Open the Monitor to identify slow queries causing application lag. Sort by Time to find queries running for minutes.
Monitor active connections over time. If connections grow without being released, your application may have a connection leak.
If a deployed migration script is running forever, use the Monitor to kill it before it locks the database.
Check Active Connections vs Max Connections to determine if you need to increase connection limits.

Best Practices

Keep the Monitor open during deployments to watch for long-running migrations or unexpected queries.

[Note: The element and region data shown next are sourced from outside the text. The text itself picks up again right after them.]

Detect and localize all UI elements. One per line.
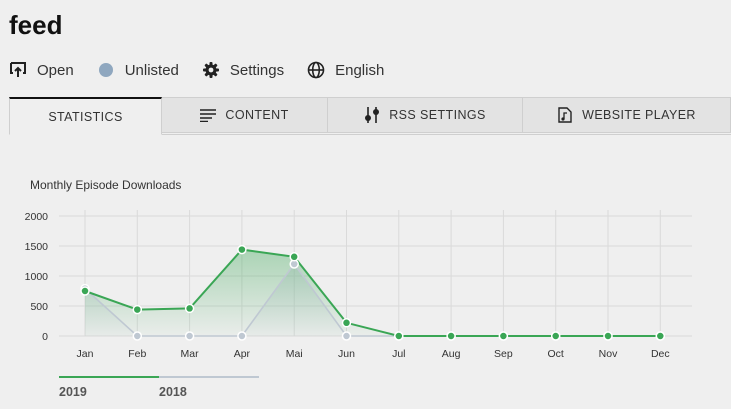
data-point-2019 [132, 304, 143, 315]
x-tick-label: Nov [599, 348, 618, 360]
visibility-action[interactable]: Unlisted [97, 61, 179, 79]
x-axis-labels: Jan Feb Mar Apr Mai Jun Jul Aug Sep Oct Nov Dec [77, 348, 670, 360]
tab-website-player[interactable]: WEBSITE PLAYER [523, 97, 731, 133]
y-tick-label: 1500 [25, 241, 49, 253]
sliders-icon [364, 107, 380, 123]
data-point-2019 [603, 331, 613, 341]
settings-action[interactable]: Settings [202, 61, 284, 79]
gear-icon [202, 61, 220, 79]
chart-areas [85, 249, 661, 336]
page-title: feed [9, 10, 63, 40]
data-point-2018 [184, 331, 195, 341]
action-bar: Open Unlisted Settings English [9, 61, 407, 79]
x-tick-label: Jul [392, 348, 405, 360]
language-action[interactable]: English [307, 61, 384, 79]
legend-item-2018[interactable]: 2018 [159, 376, 259, 402]
status-dot-icon [97, 61, 115, 79]
data-point-2019 [498, 331, 509, 341]
series-area-2019 [85, 249, 661, 336]
data-point-2019 [550, 331, 561, 341]
data-point-2019 [184, 303, 195, 314]
x-tick-label: Sep [494, 348, 513, 360]
tab-website-player-label: WEBSITE PLAYER [582, 108, 696, 122]
chart-title: Monthly Episode Downloads [30, 178, 182, 192]
x-tick-label: Oct [548, 348, 564, 360]
legend-label-2019: 2019 [59, 385, 87, 399]
tab-rss-settings-label: RSS SETTINGS [389, 108, 486, 122]
y-tick-label: 1000 [25, 271, 49, 283]
open-external-icon [9, 61, 27, 79]
visibility-label: Unlisted [124, 61, 179, 79]
x-tick-label: Jun [338, 348, 355, 360]
y-tick-label: 2000 [25, 211, 49, 223]
tab-content[interactable]: CONTENT [162, 97, 328, 133]
data-point-2019 [655, 331, 666, 341]
x-tick-label: Jan [77, 348, 94, 360]
tab-rss-settings[interactable]: RSS SETTINGS [328, 97, 523, 133]
x-tick-label: Feb [128, 348, 146, 360]
y-tick-label: 0 [42, 331, 48, 343]
data-point-2019 [80, 286, 90, 296]
legend-swatch-2018 [159, 376, 259, 378]
data-point-2019 [289, 252, 299, 262]
data-point-2019 [341, 318, 352, 328]
open-label: Open [37, 61, 74, 79]
y-tick-label: 500 [30, 301, 48, 313]
x-tick-label: Dec [651, 348, 670, 360]
data-point-2019 [446, 331, 456, 341]
data-point-2019 [237, 244, 247, 255]
settings-label: Settings [229, 61, 285, 79]
downloads-chart: 0 500 1000 1500 2000 Jan Feb Mar Apr Mai Jun Jul Au… [25, 210, 692, 360]
data-point-2018 [237, 331, 247, 341]
legend-label-2018: 2018 [159, 385, 187, 399]
data-point-2019 [394, 331, 404, 341]
x-tick-label: Apr [234, 348, 251, 360]
tab-bar: STATISTICS CONTENT RSS SETTINGS WEBSITE … [9, 97, 731, 135]
tab-statistics[interactable]: STATISTICS [9, 97, 162, 135]
globe-icon [307, 61, 325, 79]
legend-item-2019[interactable]: 2019 [59, 376, 159, 402]
music-file-icon [557, 107, 573, 123]
legend-swatch-2019 [59, 376, 159, 378]
list-icon [200, 107, 217, 123]
tab-statistics-label: STATISTICS [48, 109, 123, 124]
data-point-2018 [132, 331, 143, 341]
data-point-2018 [341, 331, 352, 341]
x-tick-label: Mar [181, 348, 200, 360]
x-tick-label: Aug [442, 348, 461, 360]
open-action[interactable]: Open [9, 61, 74, 79]
tab-content-label: CONTENT [225, 108, 289, 122]
x-tick-label: Mai [286, 348, 303, 360]
language-label: English [335, 61, 385, 79]
y-axis-labels: 0 500 1000 1500 2000 [25, 211, 49, 343]
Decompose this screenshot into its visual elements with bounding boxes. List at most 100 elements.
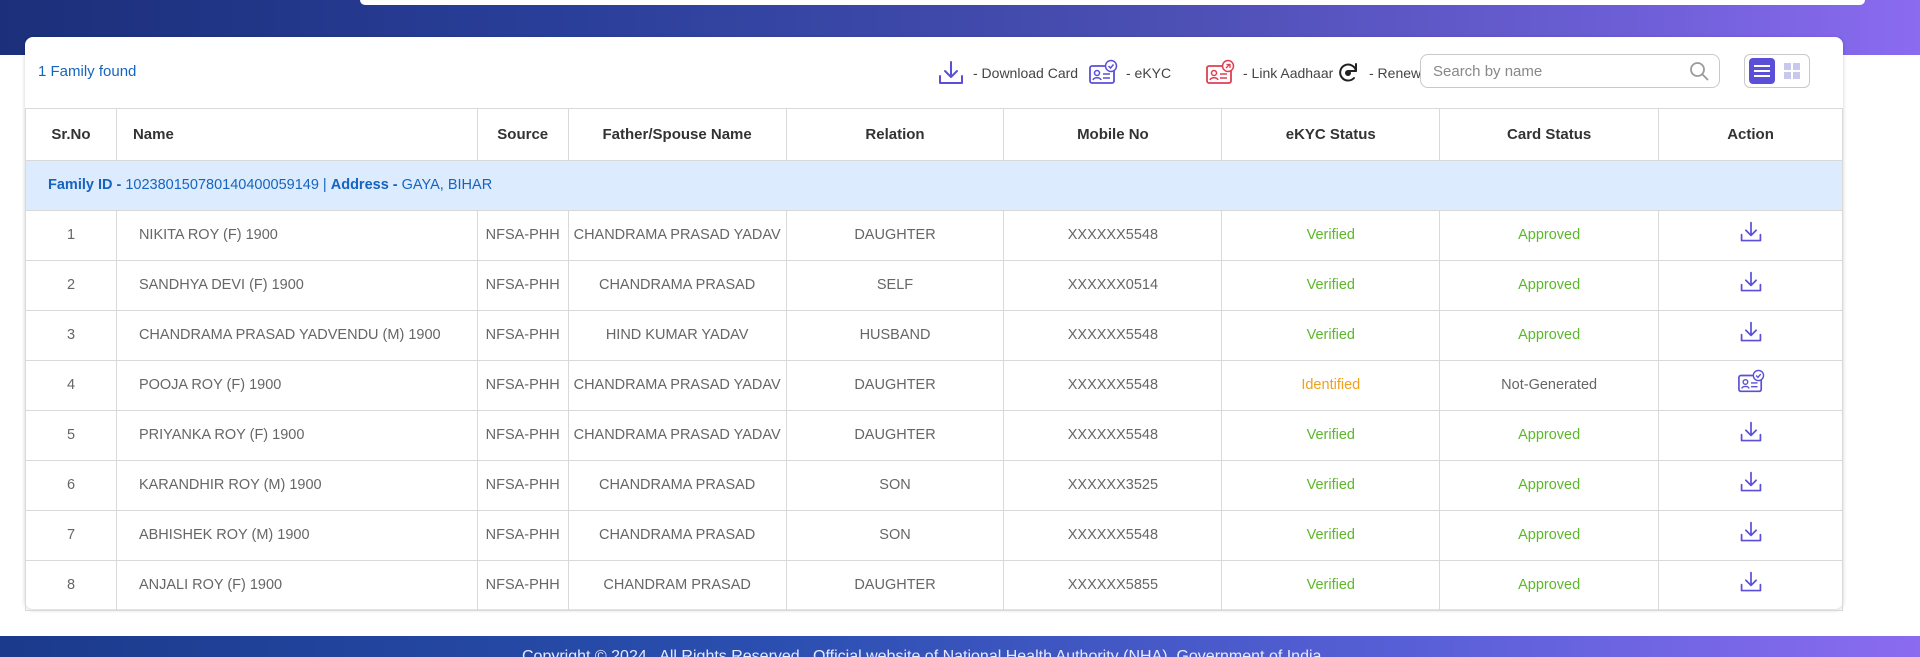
cell-source: NFSA-PHH <box>476 360 569 411</box>
table-row: 5 PRIYANKA ROY (F) 1900 NFSA-PHH CHANDRAMA … <box>25 410 1843 461</box>
cell-mobile: XXXXXX0514 <box>1003 260 1223 311</box>
header-source: Source <box>476 108 569 161</box>
cell-mobile: XXXXXX5548 <box>1003 360 1223 411</box>
search-box[interactable] <box>1420 54 1720 88</box>
download-icon[interactable] <box>1739 570 1763 601</box>
cell-action <box>1658 460 1843 511</box>
cell-name: CHANDRAMA PRASAD YADVENDU (M) 1900 <box>115 310 478 361</box>
download-icon[interactable] <box>1739 520 1763 551</box>
table-row: 2 SANDHYA DEVI (F) 1900 NFSA-PHH CHANDRAMA … <box>25 260 1843 311</box>
cell-mobile: XXXXXX5855 <box>1003 560 1223 611</box>
family-separator: | <box>318 177 331 193</box>
cell-card-status: Approved <box>1439 260 1660 311</box>
search-icon[interactable] <box>1689 61 1709 81</box>
table-header-row: Sr.No Name Source Father/Spouse Name Rel… <box>25 108 1843 161</box>
download-icon[interactable] <box>1739 420 1763 451</box>
cell-card-status: Approved <box>1439 460 1660 511</box>
cell-source: NFSA-PHH <box>476 260 569 311</box>
cell-sr-no: 5 <box>25 410 117 461</box>
cell-mobile: XXXXXX3525 <box>1003 460 1223 511</box>
cell-action <box>1658 510 1843 561</box>
cell-father-spouse: CHANDRAM PRASAD <box>567 560 787 611</box>
cell-father-spouse: CHANDRAMA PRASAD <box>567 260 787 311</box>
search-panel-edge <box>360 0 1865 5</box>
cell-sr-no: 2 <box>25 260 117 311</box>
cell-action <box>1658 310 1843 361</box>
cell-action <box>1658 260 1843 311</box>
cell-source: NFSA-PHH <box>476 210 569 261</box>
cell-name: POOJA ROY (F) 1900 <box>115 360 478 411</box>
cell-ekyc-status: Verified <box>1221 260 1441 311</box>
family-id-label: Family ID - <box>48 177 126 193</box>
table-row: 4 POOJA ROY (F) 1900 NFSA-PHH CHANDRAMA PRA… <box>25 360 1843 411</box>
family-id-value: 102380150780140400059149 <box>125 177 319 193</box>
cell-relation: SON <box>785 460 1005 511</box>
family-info: Family ID - 102380150780140400059149 | A… <box>25 160 1843 211</box>
cell-relation: DAUGHTER <box>785 560 1005 611</box>
family-row: Family ID - 102380150780140400059149 | A… <box>25 160 1843 211</box>
cell-ekyc-status: Verified <box>1221 410 1441 461</box>
cell-name: ABHISHEK ROY (M) 1900 <box>115 510 478 561</box>
cell-card-status: Approved <box>1439 410 1660 461</box>
download-icon[interactable] <box>1739 270 1763 301</box>
cell-card-status: Approved <box>1439 560 1660 611</box>
list-view-button[interactable] <box>1749 58 1775 84</box>
legend-download-label: - Download Card <box>973 65 1079 81</box>
cell-ekyc-status: Verified <box>1221 460 1441 511</box>
cell-father-spouse: CHANDRAMA PRASAD <box>567 510 787 561</box>
table-row: 7 ABHISHEK ROY (M) 1900 NFSA-PHH CHANDRAMA … <box>25 510 1843 561</box>
cell-father-spouse: CHANDRAMA PRASAD <box>567 460 787 511</box>
cell-source: NFSA-PHH <box>476 410 569 461</box>
cell-card-status: Approved <box>1439 510 1660 561</box>
cell-sr-no: 1 <box>25 210 117 261</box>
table-row: 3 CHANDRAMA PRASAD YADVENDU (M) 1900 NFSA-… <box>25 310 1843 361</box>
cell-relation: HUSBAND <box>785 310 1005 361</box>
cell-action <box>1658 360 1843 411</box>
ekyc-card-icon[interactable] <box>1737 369 1765 402</box>
cell-relation: DAUGHTER <box>785 410 1005 461</box>
grid-view-icon <box>1784 63 1800 79</box>
cell-card-status: Approved <box>1439 310 1660 361</box>
cell-mobile: XXXXXX5548 <box>1003 310 1223 361</box>
list-view-icon <box>1754 65 1770 77</box>
header-relation: Relation <box>785 108 1005 161</box>
results-toolbar: 1 Family found - Download Card - eKYC - … <box>25 37 1843 109</box>
cell-action <box>1658 560 1843 611</box>
cell-father-spouse: CHANDRAMA PRASAD YADAV <box>567 410 787 461</box>
table-row: 1 NIKITA ROY (F) 1900 NFSA-PHH CHANDRAMA PR… <box>25 210 1843 261</box>
results-count: 1 Family found <box>38 63 137 80</box>
header-father-spouse: Father/Spouse Name <box>567 108 787 161</box>
download-icon[interactable] <box>1739 470 1763 501</box>
table-row: 6 KARANDHIR ROY (M) 1900 NFSA-PHH CHANDRAMA… <box>25 460 1843 511</box>
cell-mobile: XXXXXX5548 <box>1003 410 1223 461</box>
cell-sr-no: 3 <box>25 310 117 361</box>
cell-name: NIKITA ROY (F) 1900 <box>115 210 478 261</box>
cell-ekyc-status: Verified <box>1221 210 1441 261</box>
legend-ekyc: - eKYC <box>1088 57 1171 89</box>
download-icon[interactable] <box>1739 220 1763 251</box>
legend-renew-label: - Renew <box>1369 65 1422 81</box>
cell-ekyc-status: Verified <box>1221 560 1441 611</box>
grid-view-button[interactable] <box>1779 58 1805 84</box>
header-ekyc-status: eKYC Status <box>1221 108 1441 161</box>
search-input[interactable] <box>1431 61 1689 81</box>
cell-father-spouse: HIND KUMAR YADAV <box>567 310 787 361</box>
download-icon <box>939 61 963 84</box>
cell-father-spouse: CHANDRAMA PRASAD YADAV <box>567 360 787 411</box>
cell-source: NFSA-PHH <box>476 460 569 511</box>
cell-sr-no: 7 <box>25 510 117 561</box>
cell-name: SANDHYA DEVI (F) 1900 <box>115 260 478 311</box>
cell-relation: SON <box>785 510 1005 561</box>
cell-sr-no: 6 <box>25 460 117 511</box>
legend-renew: - Renew <box>1335 57 1421 89</box>
cell-mobile: XXXXXX5548 <box>1003 210 1223 261</box>
download-icon[interactable] <box>1739 320 1763 351</box>
cell-father-spouse: CHANDRAMA PRASAD YADAV <box>567 210 787 261</box>
cell-name: PRIYANKA ROY (F) 1900 <box>115 410 478 461</box>
address-label: Address - <box>330 177 402 193</box>
cell-relation: DAUGHTER <box>785 210 1005 261</box>
table-row: 8 ANJALI ROY (F) 1900 NFSA-PHH CHANDRAM PRA… <box>25 560 1843 611</box>
legend-download: - Download Card <box>937 57 1078 89</box>
footer: Copyright © 2024 . All Rights Reserved .… <box>0 636 1920 657</box>
cell-ekyc-status: Verified <box>1221 310 1441 361</box>
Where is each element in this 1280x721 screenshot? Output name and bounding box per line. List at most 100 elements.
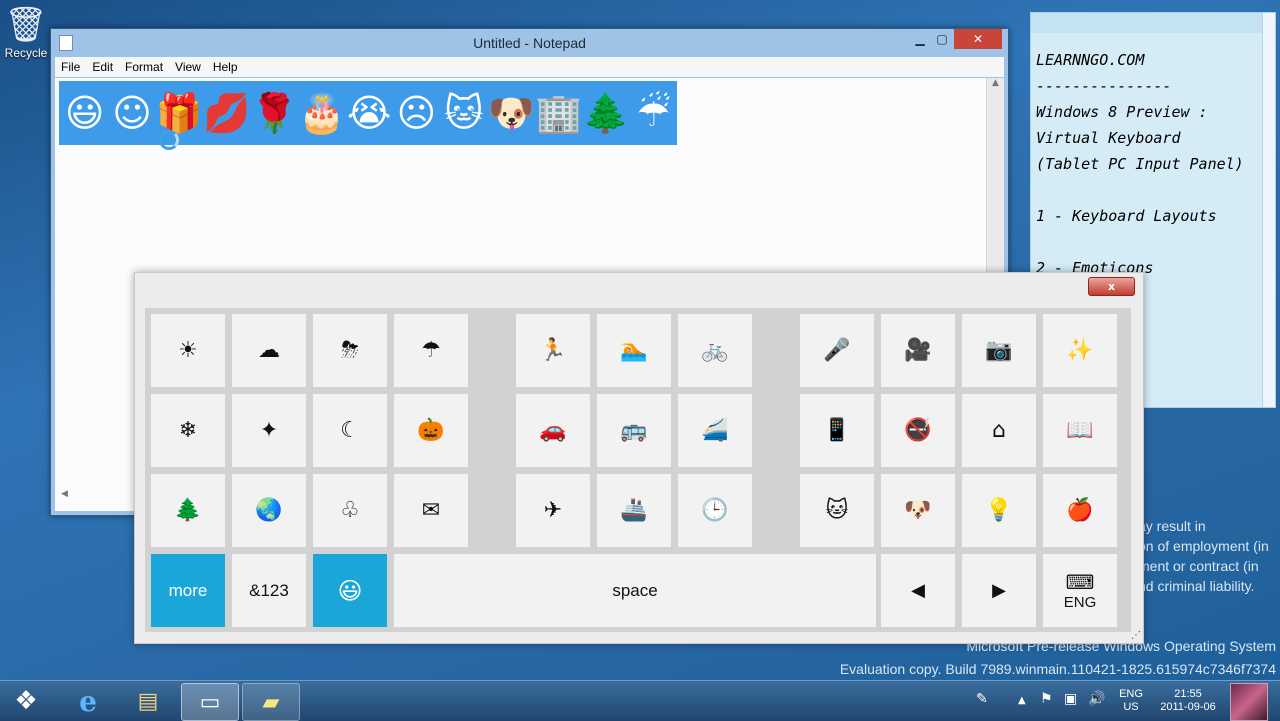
emoticon-tree: 🌲 <box>582 91 630 135</box>
network-icon[interactable]: ▣ <box>1064 691 1077 707</box>
key-bicycle[interactable]: 🚲 <box>678 314 752 387</box>
file-explorer-icon[interactable]: ▤ <box>120 683 176 719</box>
key-moon[interactable]: ☾ <box>313 394 387 467</box>
sticky-line-blank <box>1036 177 1244 203</box>
sticky-line-subtopic: (Tablet PC Input Panel) <box>1036 155 1244 173</box>
clock-date: 2011-09-06 <box>1160 701 1216 713</box>
sticky-line-topic: Virtual Keyboard <box>1036 129 1181 147</box>
key-pumpkin[interactable]: 🎃 <box>394 394 468 467</box>
close-button[interactable]: ✕ <box>954 29 1002 49</box>
key-storm[interactable]: ⛈ <box>313 314 387 387</box>
key-globe[interactable]: 🌏 <box>232 474 306 547</box>
key-camera[interactable]: 📷 <box>962 314 1036 387</box>
system-clock[interactable]: 21:55 2011-09-06 <box>1152 688 1224 714</box>
space-bar[interactable]: space <box>394 554 876 627</box>
emoticon-cat: 🐱 <box>444 91 484 135</box>
key-microphone[interactable]: 🎤 <box>800 314 874 387</box>
key-train[interactable]: 🚄 <box>678 394 752 467</box>
emoticons-toggle-button[interactable]: 😃 <box>313 554 387 627</box>
resize-grip-icon[interactable]: ⋰ <box>1131 630 1141 641</box>
key-airplane[interactable]: ✈ <box>516 474 590 547</box>
menu-edit[interactable]: Edit <box>86 57 119 74</box>
internet-explorer-icon[interactable]: e <box>60 683 116 719</box>
emoticon-cry: 😭 <box>346 91 392 135</box>
emoticon-cake: 🎂 <box>297 91 346 135</box>
key-runner[interactable]: 🏃 <box>516 314 590 387</box>
key-no-smoking[interactable]: 🚭 <box>881 394 955 467</box>
key-sun[interactable]: ☀ <box>151 314 225 387</box>
recycle-bin-label: Recycle <box>4 46 48 60</box>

If active connections consistently approach max connections, consider:
  • Increasing max_connections
  • Using connection pooling (PgBouncer, ProxySQL)
  • Investigating application connection leaks
If you frequently see the same slow query, document it and optimize with indexes or query rewrites.
Enable Auto-Refresh when troubleshooting live issues. Disable it during normal development to reduce server load.